Como é possível que um cargueiro de 94 metros tenha andado no mar mais de três semanas sem que navios de guerra o conseguissem encontrar? E que poderá estar por trás do empenho da armada russa?
Parece ter chegado ao fim a saga do "Arctic Sea", o cargueiro que, pouco depois de deixar o porto finlandês de Pietarsaari (ou Jakobstad, em sueco), desapareceu dos sistemas de identificação do tráfico marítimo, com 15 tripulantes russos a bordo, depois de um misterioso assalto, para vir a ser descoberto, passadas mais de duas semanas, ao largo de Cabo Verde. A tripulação está a salvo, os supostos sequestradores detidos, e o navio segue para o porto russo de Novorossisk, no mar Negro.
A Rússia desenvolveu um enorme esforço, envolvendo a Marinha de guerra, a aviação e os serviços secretos, para capturar o Arctic Sea que, teoricamente, não lhe pertence. O navio é gerido por uma empresa finlandesa, a Solchart Management Ltd, propriedade de três russos baseados na Finlândia, está registado em Malta, e transportava um carregamento de madeira finlandesa, avaliado em 1,3 milhões de euros, destinado à Argélia. A operação de resgate foi apresentada ainda como um bom exemplo de colaboração entre a Rússia e a Organização do Tratado do Atântico Norte (OTAN).
O que é que o navio poderia ter de tão importante e qual o objectivo dos assaltantes? Será que as investigações poderão dar uma resposta objectiva a estas perguntas, ou tentaram deixar que se desvaneçam com o tempo?
Toda esta epopeia poderia ter passado despercebida pelo público caso o redactor de um portal pouco conhecido da Internet, alertado pelos familiares dos marinheiros que constituíam a tripulação do cargueiro, não tivesse dado o alarme, passados mais de dez dias do estranho "desaparecimento" do Arctic Sea.
Epopeia de um navio fantasma
No dia 8 de Agosto, no portal Boletim Marítimo - Sovfracht, aparece um artigo do redactor chefe, Mikhail Voitenko, em que transparece um pedido de socorro por parte dos familiares dos marinheiros. "O cargueiro Arctic Sea, com tripulação russa, atacado no Báltico, desapareceu sem deixar pista no Atlântico... ao largo de Portugal". O barco, que tinha deixado Pietarsaari a 22 de Julho, deveria ter chegado ao seu destino, o porto de Bedjaia, na Argélia, a 4 de Agosto, e Voitenko dizia que desde o dia 28 de Julho, não havia comunicações com o navio, nem dados sobre a sua localização, nem os familiares nem o armador sabiam nada.
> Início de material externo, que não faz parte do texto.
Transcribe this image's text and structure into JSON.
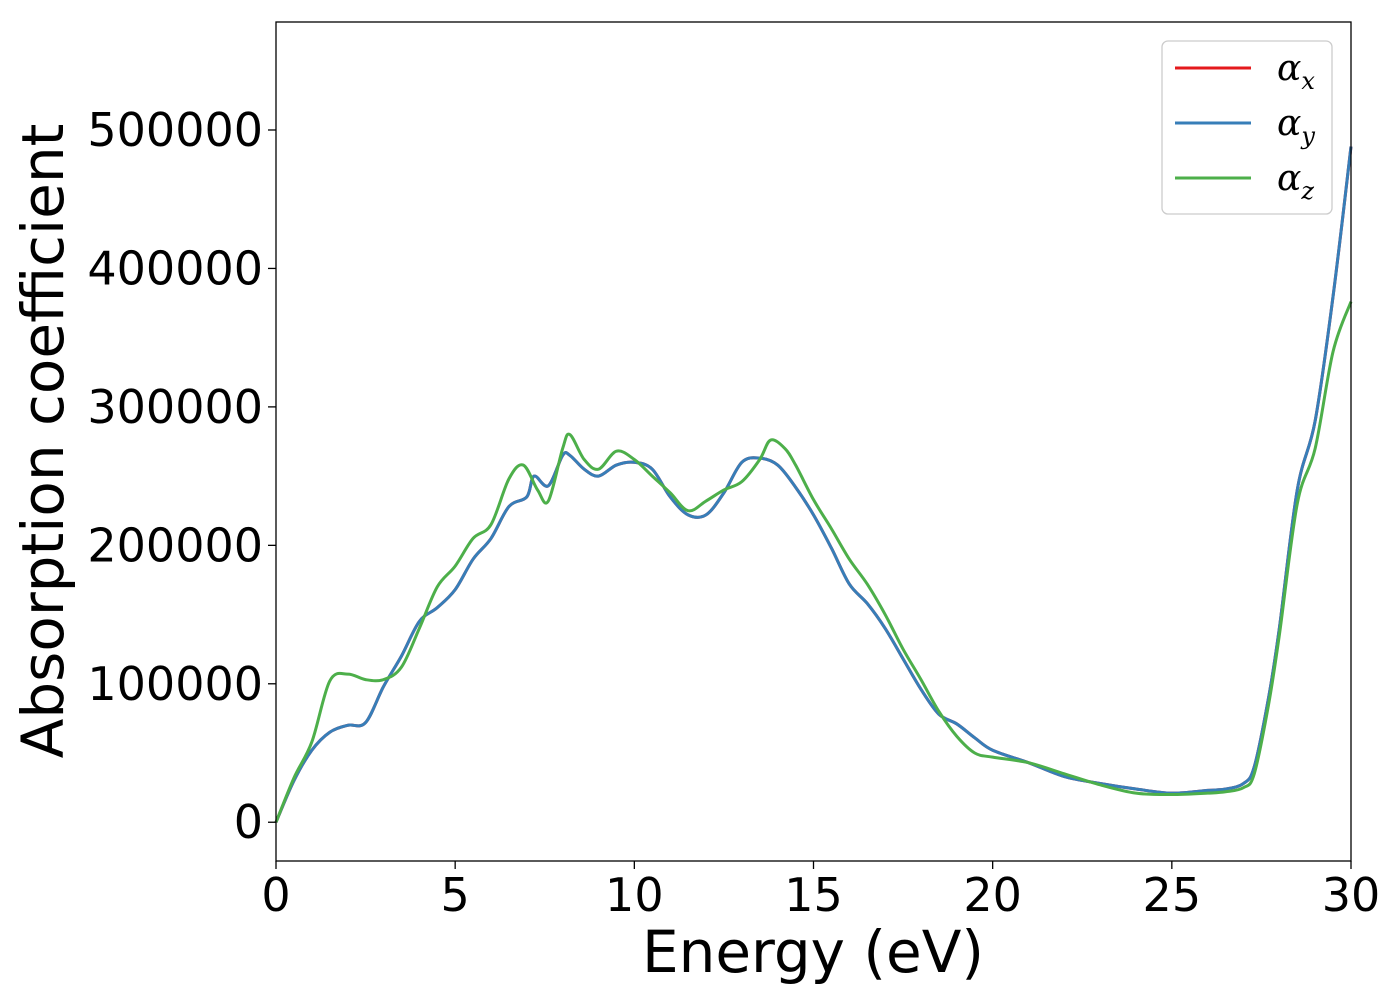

"Já procurámos em todos os AIS (Sistema automático de identificação de navios), e não há pistas", escrevia Voitenko. O Boletim Marítimo referia que o Arctic Sea tinha sido alvo de "um misterioso assalto no mar Báltico no dia 24 de Julho", perto da ilha de Gotland, possivelmente em águas territoriais suecas, do qual "só se soube uma semana depois", levado a cabo por "bandidos que, num fraco inglês, se apresentaram como polícias", e que procuraram alguma coisa durante 12 horas, tendo abandonado depois o navio.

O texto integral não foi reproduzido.